Language dialects influence biases

Sociolinguist and Professor Dennis Preston of Oklahoma State University spoke at St. Olaf College on March 7 on language diversity. Preston’s presentation was entitled “Language Variation: Why Can’t Language Just Sit Still?”

While some wouldn’t consider language to be a factor in diversity, Preston argues that diversity does in fact play a large role in people’s perceptions of others. How a person speaks and the language that person uses is one way that people unconsciously place stereotypes on others.

There are hundreds of languages across the globe, and often variations of the same language. English, for example, can be broken down into many different dialects depending on the area in which it is spoken. The English spoken in England is different from the English spoken in Scotland, or America. To bring this idea closer to home, Midwest English is different from Southern English, which is different from New England English.

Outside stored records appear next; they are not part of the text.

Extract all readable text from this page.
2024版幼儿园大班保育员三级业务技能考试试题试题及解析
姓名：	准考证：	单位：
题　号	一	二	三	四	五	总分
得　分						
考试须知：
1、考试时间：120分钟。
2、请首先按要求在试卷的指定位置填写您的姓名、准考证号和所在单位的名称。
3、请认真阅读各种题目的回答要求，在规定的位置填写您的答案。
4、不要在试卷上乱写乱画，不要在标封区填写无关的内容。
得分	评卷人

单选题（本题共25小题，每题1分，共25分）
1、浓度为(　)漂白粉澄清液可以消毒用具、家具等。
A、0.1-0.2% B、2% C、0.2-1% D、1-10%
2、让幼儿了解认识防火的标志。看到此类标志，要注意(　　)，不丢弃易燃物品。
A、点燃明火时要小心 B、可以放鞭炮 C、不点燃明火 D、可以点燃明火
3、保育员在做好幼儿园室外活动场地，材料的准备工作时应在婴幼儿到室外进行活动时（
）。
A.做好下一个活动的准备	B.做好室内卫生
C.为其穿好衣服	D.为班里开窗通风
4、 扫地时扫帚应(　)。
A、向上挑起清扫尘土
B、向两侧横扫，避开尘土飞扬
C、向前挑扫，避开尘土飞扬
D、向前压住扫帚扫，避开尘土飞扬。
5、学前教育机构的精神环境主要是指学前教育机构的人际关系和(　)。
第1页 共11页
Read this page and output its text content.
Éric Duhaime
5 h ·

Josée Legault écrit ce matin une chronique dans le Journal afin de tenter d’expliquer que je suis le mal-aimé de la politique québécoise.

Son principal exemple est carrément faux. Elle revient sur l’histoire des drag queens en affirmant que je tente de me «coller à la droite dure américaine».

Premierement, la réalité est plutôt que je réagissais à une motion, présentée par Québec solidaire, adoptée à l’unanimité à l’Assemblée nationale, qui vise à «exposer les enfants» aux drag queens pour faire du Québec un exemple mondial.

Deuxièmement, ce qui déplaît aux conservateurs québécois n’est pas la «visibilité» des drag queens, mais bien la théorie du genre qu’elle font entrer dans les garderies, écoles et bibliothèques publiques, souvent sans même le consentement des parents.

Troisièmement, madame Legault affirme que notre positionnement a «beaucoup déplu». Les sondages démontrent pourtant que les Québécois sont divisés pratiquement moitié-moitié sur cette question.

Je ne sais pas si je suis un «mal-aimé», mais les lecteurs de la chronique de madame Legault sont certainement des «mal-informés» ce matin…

English includes a variety of different dialects with each one depending on geographical location. Different dialects even exist within different English dialects. None of them are incorrect; they merely deviate slightly from one another.

Professor Preston explained this concept further. “Different Englishes have different grammar,” Preston said. Again, a person might think that English should have one set of grammar rules but that is not the case. In order to explain these differences, Professor Preston focused his lecture on two types of English: Appalachian English and African American English.

Starting with African American English, Preston started by explaining one of the most noticeable differences between African American English and Standard English. African American English often includes “be” within its sentences. However, this “be” cannot be inserted anywhere within a sentence; there are strict grammatical rules as to where this “be” can fit. Since the “be” only fits within certain spots of the language and has its own grammar, it is a language.

However, people are often unsettled by African American English, and deem it less civilized. Preston combatted these stereotypes by explaining the grammatical structure of the “be.”

“If you think it’s bad language, you just don’t know the grammar,” Preston said.

Preston claims that this is the issue of diversity in language. People neglect to learn the grammatical structure of different English dialects and instead assume the language is wrong and the people who speak it are less intelligent.

“People get upset when people speak different English from what they say,” Preston said. When people say a language has bad grammar, what they often mean is that the language has a different grammatical structure than what the person is used to hearing.

Preston then moved on to a language close to his heart: Appalachian English. Preston is originally from Kentucky which makes Appalachian English the dialect he grew up speaking. Similar to the “be” used in African American English, Appalachian English inserts an “a” into their version of the English language. Again, the “a” can only be used under certain grammatical rules.

The common stereotype associated with Appalachian English is that the people who speak it are “hicks,” which Preston was quick to assure us is not the case for all the people speaking this variation of the English language.

Grammar is the real decision maker in language determinacy. Languages with different grammatical structures are correct, true languages. Language depends on region, source, formality, change and process.

The first step towards acceptance of others is understanding their language, which includes their grammar rules.

Preston ended his lecture with a quote from John Locke: “Men, speaking language according to the grammar rule of that language, do yet speak improperly of things.”